Putting a fridge inside a creature is going to mess up the creature
There's nothing to really stop biology evolving a fridge. In many ways, the components are there - we've got pumps (circulatory system), radiators (consider desert dwelling animals, who have surfaces adapted for cooling), there's no cooling fluid, but prehaps an ethanol solution might work.
The problem is the chemistry. Generally, biochemistry of multi cellular organisms is adapted to quite a narrow temperature range. Most cold weather adaptions revolve around keeping the animals temperature up to a sensible level. Enzymes work slower under cold temperatures. Therefore, running your fridge will arguably slow down the functioning of your pump.

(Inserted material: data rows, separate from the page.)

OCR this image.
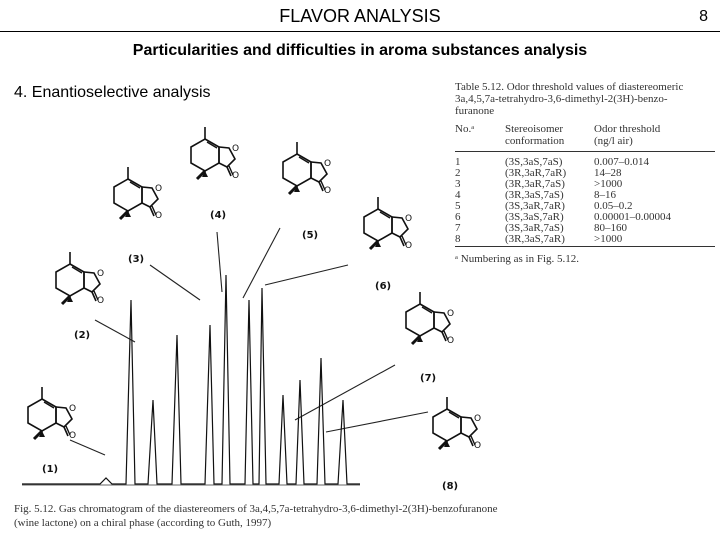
FLAVOR ANALYSIS	8
Particularities and difficulties in aroma substances analysis
4. Enantioselective analysis
O
(1)
(2)
(3)
(4)
(5)
(6)
(7)
(8)
Table 5.12. Odor threshold values of diastereomeric
3a,4,5,7a-tetrahydro-3,6-dimethyl-2(3H)-benzo-
furanone
No.ᵃ	Stereoisomer
conformation
Odor threshold
(ng/l air)
1	(3S,3aS,7aS)	0.007–0.014
2	(3R,3aR,7aR)	14–28
3	(3R,3aR,7aS)	>1000
4	(3R,3aS,7aS)	8–16
5	(3S,3aR,7aR)	0.05–0.2
6	(3S,3aS,7aR)	0.00001–0.00004
7	(3S,3aR,7aS)	80–160
8	(3R,3aS,7aR)	>1000
ᵃ Numbering as in Fig. 5.12.
Fig. 5.12. Gas chromatogram of the diastereomers of 3a,4,5,7a-tetrahydro-3,6-dimethyl-2(3H)-benzofuranone
(wine lactone) on a chiral phase (according to Guth, 1997)
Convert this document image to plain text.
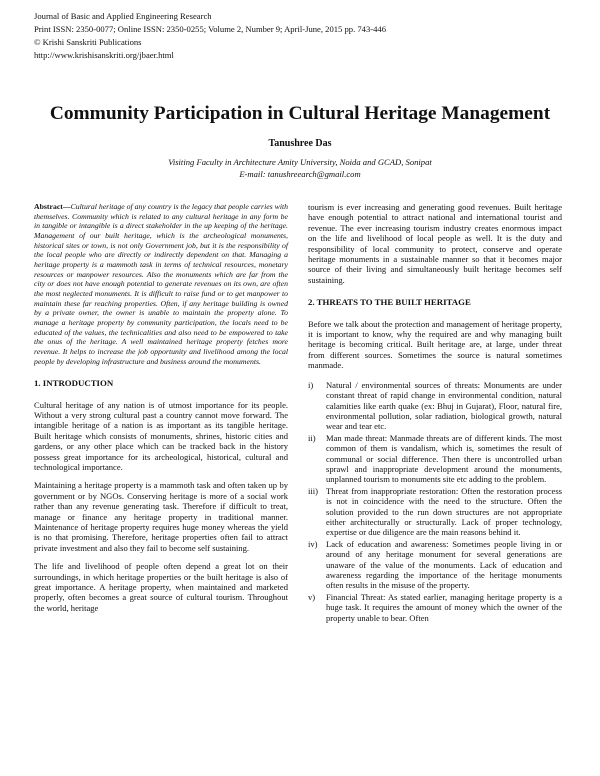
Journal of Basic and Applied Engineering Research
Print ISSN: 2350-0077; Online ISSN: 2350-0255; Volume 2, Number 9; April-June, 2015 pp. 743-446
© Krishi Sanskriti Publications
http://www.krishisanskriti.org/jbaer.html
Community Participation in Cultural Heritage Management
Tanushree Das
Visiting Faculty in Architecture Amity University, Noida and GCAD, Sonipat
E-mail: tanushreearch@gmail.com

Abstract—Cultural heritage of any country is the legacy that people carries with themselves. Community which is related to any cultural heritage in any form be in tangible or intangible is a direct stakeholder in the up keeping of the heritage. Management of our built heritage, which is the archeological monuments, historical sites or town, is not only Government job, but it is the responsibility of the local people who are directly or indirectly dependent on that. Managing a heritage property is a mammoth task in terms of technical resources, monetary resources or manpower resources. Also the monuments which are far from the city or does not have enough potential to generate revenues on its own, are often the most neglected monuments. It is difficult to raise fund or to get manpower to maintain these far reaching properties. Often, if any heritage building is owned by a private owner, the owner is unable to maintain the property alone. To manage a heritage property by community participation, the locals need to be educated of the values, the technicalities and also need to be empowered to take the onus of the heritage. A well maintained heritage property fetches more revenue. It helps to increase the job opportunity and livelihood among the local people by developing infrastructure and business around the monuments.

1. INTRODUCTION

Cultural heritage of any nation is of utmost importance for its people. Without a very strong cultural past a country cannot move forward. The intangible heritage of a nation is as important as its tangible heritage. Built heritage which consists of monuments, shrines, historic cities and gardens, or any other place which can be tracked back in the history possess great importance for its archeological, historical, cultural and technological importance.

Maintaining a heritage property is a mammoth task and often taken up by government or by NGOs. Conserving heritage is more of a social work rather than any revenue generating task. Therefore if difficult to treat, manage or finance any heritage property in traditional manner. Maintenance of heritage property requires huge money whereas the yield is no that promising. Therefore, heritage properties often fail to attract private investment and also they fail to become self sustaining.

The life and livelihood of people often depend a great lot on their surroundings, in which heritage properties or the built heritage is also of great importance. A heritage property, when maintained and marketed properly, often becomes a great source of cultural tourism. Throughout the world, heritage

tourism is ever increasing and generating good revenues. Built heritage have enough potential to attract national and international tourist and revenue. The ever increasing tourism industry creates enormous impact on the life and livelihood of local people as well. It is the duty and responsibility of local community to protect, conserve and operate heritage monuments in a sustainable manner so that it becomes major source of their living and simultaneously built heritage becomes self sustaining.

2. THREATS TO THE BUILT HERITAGE

Before we talk about the protection and management of heritage property, it is important to know, why the required are and why managing built heritage is becoming critical. Built heritage are, at large, under threat from different sources. Sometimes the source is natural sometimes manmade.

i)	Natural / environmental sources of threats: Monuments are under constant threat of rapid change in environmental condition, natural calamities like earth quake (ex: Bhuj in Gujarat), Floor, natural fire, environmental pollution, solar radiation, biological growth, natural wear and tear etc.
ii)	Man made threat: Manmade threats are of different kinds. The most common of them is vandalism, which is, sometimes the result of communal or social difference. Then there is uncontrolled urban sprawl and inappropriate development around the monuments, unplanned tourism to monuments site etc adding to the problem.
iii) Threat from inappropriate restoration: Often the restoration process is not in coincidence with the need to the structure. Often the solution provided to the run down structures are not appropriate either architecturally or structurally. Lack of proper technology, expertise or due diligence are the main reasons behind it.
iv) Lack of education and awareness: Sometimes people living in or around of any heritage monument for several generations are unaware of the value of the monuments. Lack of education and awareness regarding the importance of the heritage monuments often results in the misuse of the property.
v)	Financial Threat: As stated earlier, managing heritage property is a huge task. It requires the amount of money which the owner of the property unable to bear. Often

But! There's a better way!
Consider the bombardier beetle - it releases chemicals from two reservoirs that mix in a violent, heat producing reaction, that sprays boiling, corrosive chemicals over other insects
Swap out those chemicals for powerfully endothermic reactions - prehaps water and ammonium nitrate, and you have a freezing spray. Alternatively, you could have a high pressure gas reservoir, which releases nitrogen under pressure, making it cool as it does
Edit -
The water and ammonium nitrate reaction might be possible to catalyse with a fictional enzyme, which would allow it to get to a colder temperature. This would be pretty plausible with other endothermic reactions too, I think.